Simulation of Astrophysical Jets
Principal Investigator
Geoff Bicknell
Mount Stromlo and Siding Spring Observatories
Co-Investigators
Interest in the evolution of galactic astrophysical jets over the
first hundred parsecs of their journey from the nucleus has increased. Recent
X-Ray observations have indicated that the jet in the galaxy M87 cannot
be confined by the pressure of the surrounding Inter-Stellar Medium within
the first hundred parsecs from the nucleus of the galaxy. Indeed this result
may prove true for all jets in general.
A number of confinement mechanisms for jets have been forwarded over the
last 20 years. Usually is it assumed that the jet is confined by the cocoon
formed by the back flow of shocked jet plasma. Other mechanisms include
magnetic field confinement, however there is no evidence that magnetic fields
confine astrophysical jets. Indeed simulations of magnetically confined
jets indicated bizarre morphologies that are not observed.
We have proposed another idea that jets may be confined by the inertia of the denser surrounding medium and we are beginning to simulate this using a Piecewise Parabolic Method (PPM) code.
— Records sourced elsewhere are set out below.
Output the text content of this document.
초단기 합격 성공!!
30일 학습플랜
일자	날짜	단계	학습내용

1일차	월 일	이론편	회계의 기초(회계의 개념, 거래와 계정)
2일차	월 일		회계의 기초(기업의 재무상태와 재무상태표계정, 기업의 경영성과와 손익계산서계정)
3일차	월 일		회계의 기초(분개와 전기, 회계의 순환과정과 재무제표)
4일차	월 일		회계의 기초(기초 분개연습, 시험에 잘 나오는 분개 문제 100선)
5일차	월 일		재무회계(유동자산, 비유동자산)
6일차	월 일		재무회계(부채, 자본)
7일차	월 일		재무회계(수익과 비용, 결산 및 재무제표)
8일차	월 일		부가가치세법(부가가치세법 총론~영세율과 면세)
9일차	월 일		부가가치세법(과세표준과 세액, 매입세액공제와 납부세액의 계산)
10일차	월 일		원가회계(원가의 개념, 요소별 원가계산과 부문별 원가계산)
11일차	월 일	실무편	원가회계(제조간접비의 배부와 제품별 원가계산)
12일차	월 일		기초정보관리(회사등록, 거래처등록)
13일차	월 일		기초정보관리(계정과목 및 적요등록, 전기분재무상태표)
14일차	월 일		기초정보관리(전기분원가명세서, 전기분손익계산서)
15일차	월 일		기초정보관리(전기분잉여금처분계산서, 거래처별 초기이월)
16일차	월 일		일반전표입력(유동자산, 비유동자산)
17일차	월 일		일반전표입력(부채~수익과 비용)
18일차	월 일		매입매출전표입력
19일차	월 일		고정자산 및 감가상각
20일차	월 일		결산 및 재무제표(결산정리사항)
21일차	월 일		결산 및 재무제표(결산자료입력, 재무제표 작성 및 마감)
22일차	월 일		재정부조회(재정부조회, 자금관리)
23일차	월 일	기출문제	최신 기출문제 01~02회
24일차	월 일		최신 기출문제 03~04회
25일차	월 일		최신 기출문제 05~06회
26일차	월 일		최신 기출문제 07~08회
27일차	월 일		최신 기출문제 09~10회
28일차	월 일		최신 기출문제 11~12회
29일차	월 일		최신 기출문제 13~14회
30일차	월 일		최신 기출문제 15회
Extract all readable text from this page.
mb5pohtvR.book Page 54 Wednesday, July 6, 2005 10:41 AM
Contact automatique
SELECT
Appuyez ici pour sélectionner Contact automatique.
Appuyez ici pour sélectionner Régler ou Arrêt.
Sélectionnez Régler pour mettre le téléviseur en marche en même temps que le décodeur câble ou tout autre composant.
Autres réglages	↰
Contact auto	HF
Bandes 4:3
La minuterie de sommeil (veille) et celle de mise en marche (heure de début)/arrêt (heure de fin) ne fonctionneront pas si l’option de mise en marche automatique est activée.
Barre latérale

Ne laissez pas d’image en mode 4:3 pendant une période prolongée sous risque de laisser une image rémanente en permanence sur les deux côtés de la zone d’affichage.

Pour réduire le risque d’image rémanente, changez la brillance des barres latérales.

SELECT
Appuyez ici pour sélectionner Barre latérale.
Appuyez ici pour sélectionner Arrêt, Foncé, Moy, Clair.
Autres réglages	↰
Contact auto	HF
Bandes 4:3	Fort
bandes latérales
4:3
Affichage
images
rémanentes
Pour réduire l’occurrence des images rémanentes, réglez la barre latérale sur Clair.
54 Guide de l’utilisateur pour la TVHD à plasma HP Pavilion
Previous hydrodynamic models have overlooked this region of parameter space and we have dealt with pressure confined jets or jets which are only mildly over-pressured with respect to the ambient medium.
Tavis Hamer
Mount Stromlo and Siding Spring Observatories
Projects
w57 - VPP
What are the results to date and the future of the work?
We have successfully reproduced the results of previous numerical simulations of astrophysical jets, using our 2D PPM code and the usual range of parameters as dictated in the literature (i.e. for under-dense pressure equilibrated jets).
We intend to extend our 2D PPM code to incorporate fully three dimensional simulations and magnetic fields in the near future.
What computational techniques are used?
A piecewise Parabolic Method (PPM) code is used.